Tim De Meersman

Personal information
- Date of birth: 1 February 1985 (age 41)
- Place of birth: Dendermonde, Belgium
- Height: 1.77 m (5 ft 10 in)
- Position: Midfielder

Youth career
- Germinal Beerschot

Senior career*
- Years: Team / Apps / (Gls)
- 2004–2007: Vitesse / 3 / (0)
- 2007–2008: FC Eindhoven / 37 / (7)
- 2008: ADO Den Haag / 0 / (0)
- 2009–2010: Dender / 28 / (5)
- 2010–2012: Sint-Niklaas / 46 / (9)
- 2012–2013: Hoek
- 2013–2014: Bornem / 19 / (2)
- 2014–2015: Pepingen
- 2015–2017: Eendracht Zele
- 2017–2018: Ninove

= Tim De Meersman =

Belgian footballer

Tim De Meersman (born 1 February 1985) is a Belgian former professional footballer who played as a midfielder.

==Career==
De Meersman was born in Dendermonde, and played youth football with Germinal Beerschot.
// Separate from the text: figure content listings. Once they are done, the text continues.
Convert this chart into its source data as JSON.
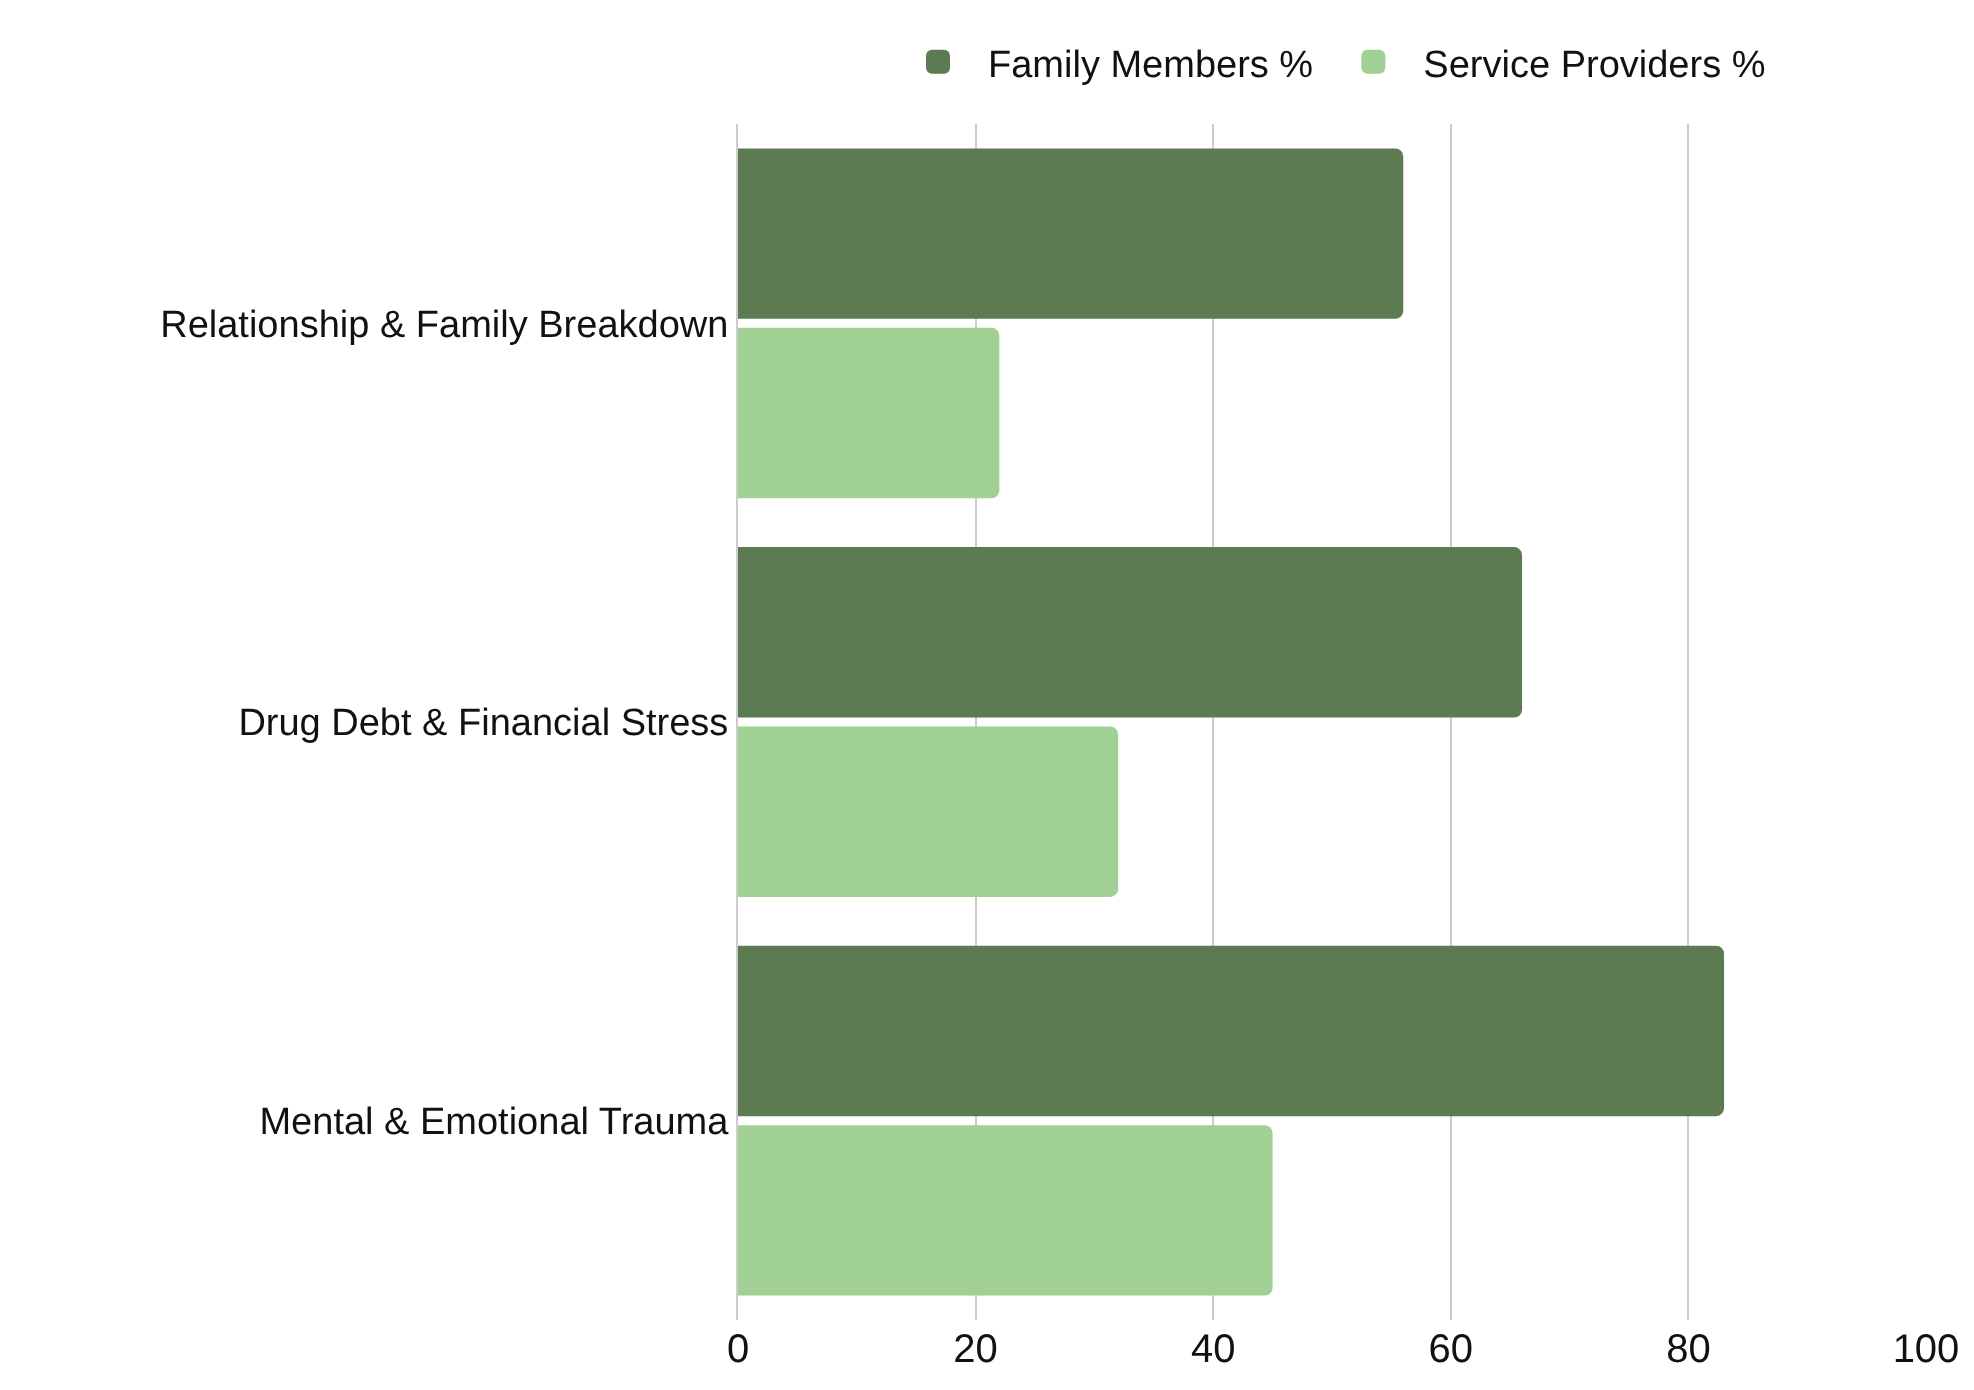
{
  "chart_data": {
    "type": "bar",
    "orientation": "horizontal",
    "categories": [
      "Relationship & Family Breakdown",
      "Drug Debt & Financial Stress",
      "Mental & Emotional Trauma"
    ],
    "series": [
      {
        "name": "Family Members %",
        "color": "#5c7b52",
        "values": [
          56,
          66,
          83
        ]
      },
      {
        "name": "Service Providers %",
        "color": "#a0d093",
        "values": [
          22,
          32,
          45
        ]
      }
    ],
    "xlim": [
      0,
      100
    ],
    "xticks": [
      0,
      20,
      40,
      60,
      80,
      100
    ],
    "grid": "x",
    "legend": "top"
  }
}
After playing for Dutch clubs Vitesse and FC Eindhoven, in May 2008 he was linked with transfers to both ADO Den Haag and FC Dordrecht. He signed a two-year contract with ADO in June 2008, alongside Karim Soltani. He was released by the club in December 2008 (alongside Virgilio Texeira, Robin Faber and Samir El Moussaoui) after he failed to make a first-team appearance for them, and he returned to Belgium in June 2009 to sign with Dender, where he hoped to "re-launch" his career. After spending time with Sint-Niklaas, he signed for Dutch club HSV Hoek in January 2012. He later played in the Belgian lower leagues with KSV Bornem, FC Pepingen, Eendracht Zele and Ninove.